Les institutions expertes dans les secteurs de la santé publique, des sciences vétérinaires, agricoles et environnementales, en comprenant d'une façon plus large, plus partagée et donc plus pertinente, l'origine et la transmission des maladies, pourraient identifier des solutions plus efficaces, avec un meilleur rapport coûts-efficacité qu'avec des opérations menées individuellement par chacun des secteurs.

Prévenir les crises sanitaires par l'acquisition de "réflexe" commun, spécifique et intégré de chaque strate de la population, de l'infra local, au régional, puis au national et international pourrait être une stratégie efficiente pour ces nouveaux enjeux sanitaires.

 

Lutter en décloisonnant et en favorisant les échanges interdisciplinaires

 

Le concept Une Seule Santé a reçu un appui exprimé depuis le plus haut niveau, par les autorités sanitaires, précédemment citées (OMS, OIE, FAO, Banque mondiale, gouvernements...) et par la communauté scientifiques ; de nombreux rapports et conférences l'attestent.
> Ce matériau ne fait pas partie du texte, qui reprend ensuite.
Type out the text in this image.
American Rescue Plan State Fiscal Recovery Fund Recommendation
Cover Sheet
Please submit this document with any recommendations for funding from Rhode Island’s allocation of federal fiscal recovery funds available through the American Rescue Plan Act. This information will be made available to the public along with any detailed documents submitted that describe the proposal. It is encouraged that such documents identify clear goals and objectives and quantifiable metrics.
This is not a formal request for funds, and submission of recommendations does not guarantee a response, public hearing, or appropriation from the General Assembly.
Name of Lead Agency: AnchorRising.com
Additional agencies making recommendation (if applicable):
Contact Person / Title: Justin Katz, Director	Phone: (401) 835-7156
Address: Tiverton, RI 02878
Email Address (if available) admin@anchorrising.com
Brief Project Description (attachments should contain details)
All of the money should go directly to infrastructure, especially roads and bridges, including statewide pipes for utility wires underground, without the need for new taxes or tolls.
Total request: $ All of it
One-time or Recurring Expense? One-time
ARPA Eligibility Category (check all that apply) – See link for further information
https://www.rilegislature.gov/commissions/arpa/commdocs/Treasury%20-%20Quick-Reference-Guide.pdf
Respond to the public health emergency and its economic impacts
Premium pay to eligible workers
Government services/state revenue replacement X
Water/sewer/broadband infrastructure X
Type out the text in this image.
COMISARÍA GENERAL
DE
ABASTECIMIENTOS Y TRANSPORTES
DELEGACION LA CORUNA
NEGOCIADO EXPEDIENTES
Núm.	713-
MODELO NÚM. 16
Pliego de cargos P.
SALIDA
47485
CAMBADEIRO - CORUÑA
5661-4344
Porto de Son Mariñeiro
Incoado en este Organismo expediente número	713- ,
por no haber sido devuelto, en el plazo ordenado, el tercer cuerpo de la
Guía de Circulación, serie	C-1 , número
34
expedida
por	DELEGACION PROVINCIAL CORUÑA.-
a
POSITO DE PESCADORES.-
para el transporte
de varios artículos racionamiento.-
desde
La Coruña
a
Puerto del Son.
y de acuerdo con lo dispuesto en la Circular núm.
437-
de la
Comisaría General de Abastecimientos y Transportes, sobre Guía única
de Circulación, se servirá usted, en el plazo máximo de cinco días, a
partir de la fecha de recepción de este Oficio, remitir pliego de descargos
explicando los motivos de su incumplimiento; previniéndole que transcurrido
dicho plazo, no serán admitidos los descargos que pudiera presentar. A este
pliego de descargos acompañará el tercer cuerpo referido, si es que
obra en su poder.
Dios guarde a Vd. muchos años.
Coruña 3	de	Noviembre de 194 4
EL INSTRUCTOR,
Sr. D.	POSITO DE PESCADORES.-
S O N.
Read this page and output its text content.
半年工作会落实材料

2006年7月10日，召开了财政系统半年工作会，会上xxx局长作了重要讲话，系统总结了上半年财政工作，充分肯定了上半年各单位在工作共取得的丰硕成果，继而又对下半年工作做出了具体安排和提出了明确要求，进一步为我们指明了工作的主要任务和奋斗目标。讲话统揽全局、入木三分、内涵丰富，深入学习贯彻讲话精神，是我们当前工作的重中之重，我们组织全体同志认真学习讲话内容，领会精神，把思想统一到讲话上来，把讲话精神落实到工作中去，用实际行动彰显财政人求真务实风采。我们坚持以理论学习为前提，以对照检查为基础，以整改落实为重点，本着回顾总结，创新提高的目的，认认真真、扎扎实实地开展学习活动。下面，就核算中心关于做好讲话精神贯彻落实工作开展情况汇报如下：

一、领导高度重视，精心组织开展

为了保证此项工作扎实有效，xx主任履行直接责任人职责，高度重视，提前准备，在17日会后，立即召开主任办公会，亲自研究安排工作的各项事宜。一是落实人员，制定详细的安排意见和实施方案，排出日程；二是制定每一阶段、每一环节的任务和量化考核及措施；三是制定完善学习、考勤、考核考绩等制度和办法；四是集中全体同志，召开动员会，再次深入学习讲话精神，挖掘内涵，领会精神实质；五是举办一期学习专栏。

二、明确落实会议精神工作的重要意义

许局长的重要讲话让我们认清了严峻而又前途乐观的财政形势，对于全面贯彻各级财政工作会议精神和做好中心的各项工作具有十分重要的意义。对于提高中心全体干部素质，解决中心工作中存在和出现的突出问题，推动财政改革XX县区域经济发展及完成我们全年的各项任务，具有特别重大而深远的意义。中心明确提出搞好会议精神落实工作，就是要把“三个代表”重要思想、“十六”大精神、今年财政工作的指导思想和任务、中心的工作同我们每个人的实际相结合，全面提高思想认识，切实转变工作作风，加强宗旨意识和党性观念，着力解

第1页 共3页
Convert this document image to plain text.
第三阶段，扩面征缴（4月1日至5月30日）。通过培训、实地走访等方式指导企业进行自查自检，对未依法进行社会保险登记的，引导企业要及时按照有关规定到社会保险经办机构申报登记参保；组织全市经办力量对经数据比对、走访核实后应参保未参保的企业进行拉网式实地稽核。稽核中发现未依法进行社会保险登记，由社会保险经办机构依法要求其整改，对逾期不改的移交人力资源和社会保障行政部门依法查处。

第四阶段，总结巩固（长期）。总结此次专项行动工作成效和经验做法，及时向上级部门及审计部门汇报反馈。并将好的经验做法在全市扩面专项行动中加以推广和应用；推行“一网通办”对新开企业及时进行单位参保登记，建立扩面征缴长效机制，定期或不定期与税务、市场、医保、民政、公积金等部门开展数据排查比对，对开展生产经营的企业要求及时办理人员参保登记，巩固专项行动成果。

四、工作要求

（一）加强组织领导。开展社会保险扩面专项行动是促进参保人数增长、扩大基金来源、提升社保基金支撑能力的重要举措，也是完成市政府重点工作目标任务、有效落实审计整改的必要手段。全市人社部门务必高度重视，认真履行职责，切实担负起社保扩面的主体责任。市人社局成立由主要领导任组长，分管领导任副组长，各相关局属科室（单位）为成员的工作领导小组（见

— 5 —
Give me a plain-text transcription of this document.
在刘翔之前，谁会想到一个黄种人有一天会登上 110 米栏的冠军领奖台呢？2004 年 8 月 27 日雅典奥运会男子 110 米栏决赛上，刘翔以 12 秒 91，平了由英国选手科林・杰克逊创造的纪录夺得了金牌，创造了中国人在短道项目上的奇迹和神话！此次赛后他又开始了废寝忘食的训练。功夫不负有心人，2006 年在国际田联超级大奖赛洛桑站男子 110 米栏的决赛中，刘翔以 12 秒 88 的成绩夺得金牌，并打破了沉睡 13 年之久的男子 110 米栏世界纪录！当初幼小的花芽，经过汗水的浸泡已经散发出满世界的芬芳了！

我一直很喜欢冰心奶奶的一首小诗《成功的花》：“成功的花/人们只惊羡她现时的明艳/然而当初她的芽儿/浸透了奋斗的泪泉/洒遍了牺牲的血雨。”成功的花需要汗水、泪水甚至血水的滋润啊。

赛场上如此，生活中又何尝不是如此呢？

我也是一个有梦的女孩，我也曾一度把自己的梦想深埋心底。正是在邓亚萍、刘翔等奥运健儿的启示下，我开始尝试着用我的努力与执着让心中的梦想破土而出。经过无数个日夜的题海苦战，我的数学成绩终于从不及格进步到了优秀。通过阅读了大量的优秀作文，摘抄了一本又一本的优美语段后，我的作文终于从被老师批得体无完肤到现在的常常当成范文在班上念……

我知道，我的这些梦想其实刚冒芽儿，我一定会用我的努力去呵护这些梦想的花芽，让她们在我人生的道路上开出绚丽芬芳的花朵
Sa mise en œuvre sur le terrain reste limitée en raison de la vaste gamme de priorités qui concurrencent l’initiative.

La création de HANNAH une seule santé répond parfaitement à ce besoin de « décloisonnement » des disciplines par une approche non seulement intégrative et généraliste mais aussi et surtout concrète auprès des acteurs de terrain, que les sociétés savantes et institutionnelles peinent à toucher.